A present-day tragedy sends Annirudh Pathak (Sushant Singh Rajput) off in search of his best buddies from his youth. They were all students at India's most prestigious engineering college about two decades back when they joined forces to get rid of the loser tag slapped on their hostel by the rest of the institution.
Anni gathers his gang - now older and many of them balding - around his son to recount their shenanigans from back then and convince the boy that winning is not everything, that the fight counts. At first Anni's ex-wife Maya (Shraddha Kapoor), who was also their collegemate, is cynical about this strategy to lift the child's spirits. She changes her mind though as the group gets deeper and deeper into their story and their young listener begins to get involved with these characters, some of who once went by the names Sexa, Acid, Mummy and Bevda.
Writer-director Nitesh Tiwari had his heart in the right place when he conceptualised this project. Chhichhore (The Childish Lot) is about an India that teaches youngsters to slog, compete and celebrate victory but almost never counsels them on how to handle defeat. It is a lesson that this country and its blinkered education system, pushy parents and mindless teachers sorely require. It is a lesson that sensible parents and forward-thinking teachers have long tried to propagate. The vehicle for this messaging needed to be less shaky though.
From the word go, Chhichhore's 3 Idiots hangover is evident. That 2009 blockbuster by Raju Hirani was not without flaws - its take on education was simplistic and one-dimensional, it cast men in their late 30s and mid 40s as teenagers, and it trivialised rape in that horrid "balatkaar" speech. For the most part though, its humour was not insensitive, and one thing is for sure: 3 Idiots had its own voice. Chhichhore is a film in search of a voice that ends up looking, feeling and sounding all mixed up.

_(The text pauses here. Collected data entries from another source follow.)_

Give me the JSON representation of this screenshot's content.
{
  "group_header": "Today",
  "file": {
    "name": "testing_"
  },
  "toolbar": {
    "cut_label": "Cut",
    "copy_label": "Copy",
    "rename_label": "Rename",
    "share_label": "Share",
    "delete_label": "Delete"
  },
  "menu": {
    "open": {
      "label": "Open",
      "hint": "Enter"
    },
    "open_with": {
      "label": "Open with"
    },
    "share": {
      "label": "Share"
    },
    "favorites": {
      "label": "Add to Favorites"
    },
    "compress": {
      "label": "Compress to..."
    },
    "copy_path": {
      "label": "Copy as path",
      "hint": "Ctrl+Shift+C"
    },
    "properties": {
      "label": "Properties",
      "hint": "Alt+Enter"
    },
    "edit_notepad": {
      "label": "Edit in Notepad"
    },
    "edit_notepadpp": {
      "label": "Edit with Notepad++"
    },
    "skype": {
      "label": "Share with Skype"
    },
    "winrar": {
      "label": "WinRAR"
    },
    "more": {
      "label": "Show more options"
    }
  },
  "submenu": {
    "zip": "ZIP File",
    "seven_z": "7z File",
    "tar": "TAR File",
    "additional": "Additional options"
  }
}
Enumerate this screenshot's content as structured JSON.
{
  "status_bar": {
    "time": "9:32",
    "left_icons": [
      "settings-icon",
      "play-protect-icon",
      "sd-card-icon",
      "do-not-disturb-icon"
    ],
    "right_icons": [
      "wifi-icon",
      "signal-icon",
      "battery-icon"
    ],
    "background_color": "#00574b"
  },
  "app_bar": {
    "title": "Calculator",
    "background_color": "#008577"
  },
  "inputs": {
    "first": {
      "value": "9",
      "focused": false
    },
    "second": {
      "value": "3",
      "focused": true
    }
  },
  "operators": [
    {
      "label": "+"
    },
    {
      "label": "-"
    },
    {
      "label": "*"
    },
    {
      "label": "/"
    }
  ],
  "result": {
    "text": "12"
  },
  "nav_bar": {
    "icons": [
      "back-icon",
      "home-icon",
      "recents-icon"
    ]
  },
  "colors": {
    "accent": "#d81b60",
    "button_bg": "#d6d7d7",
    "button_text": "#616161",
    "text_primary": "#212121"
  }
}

Too much about this film is uneven and confusing. For a start, how come the boys have aged when we meet them in the present day but Maya has not? The only change in her is that her attire and styling are less sassy and flouncy. From Western dresses and short hair the older Maya has switched to staid cotton saris, salwar suits and a boring bun. But her skin, hair, posture and gait remain unchanged. It is as if Team Chhichhore felt that unlike men, ageing women are not worthy of screen space.
Even Maya's wardrobe and style in college are inexplicable. She has the appearance of a girl from a much earlier era than her male collegemates, perhaps the 1960s.
Not that the men fare much better in their senior avatar. With the years added to their lives, their hairlines recede but several of them continue to have skin as supple as a baby's bottom.
These might have been excusable glitches if Chhichhore had got its tone right, but unfortunately the narrative never quite settles into doing its own thing. Both thematically and tonally, the film is trying to be what it is not throughout, borrowing heavily from 3 Idiots in terms of mood and even plot points. And the back and forth switches between the present and the past are just not effective.
What works in Chhichhore are the sports contests which do have an air of suspense about them, a considerable part of the banter between the friends in their younger days, and the energetic songs 'Control' and 'Fikar Not' (music: Pritam, lyrics: Amitabh Bhattacharya).
Nitesh Tiwari clearly has a talent for setting up battles in the sporting arena - he proved that in his last film, Dangal, and proves it again here. The many matches in Chhichhore, the boys' hilarious immaturity and sharp tongues are often thoroughly entertaining. And while Maya remains a shadow in the background of the narrative that is anyway largely bereft of women, it is nice to see a Hindi film set in an environment where gender segregation is the norm but the hero's wooing of the heroine is not noxious and stalkerish.
None of this is, however, enough to sustain Chhichhore. There are too many draggy patches in between, the acting is inconsistent, and the somewhat superficial messaging adds nothing to the "what matters is that you tried" line we have heard before.
The writing of Chhichhore (by Tiwari himself with Nikhil Mehrotra and Piyush Gupta) is so lacking in depth, and the direction so passionless that it is hard to believe it is brought to us by the same person who made Dangal. Despite its sporadic bursts of humour, Chhichhore comes across as a half-hearted enterprise.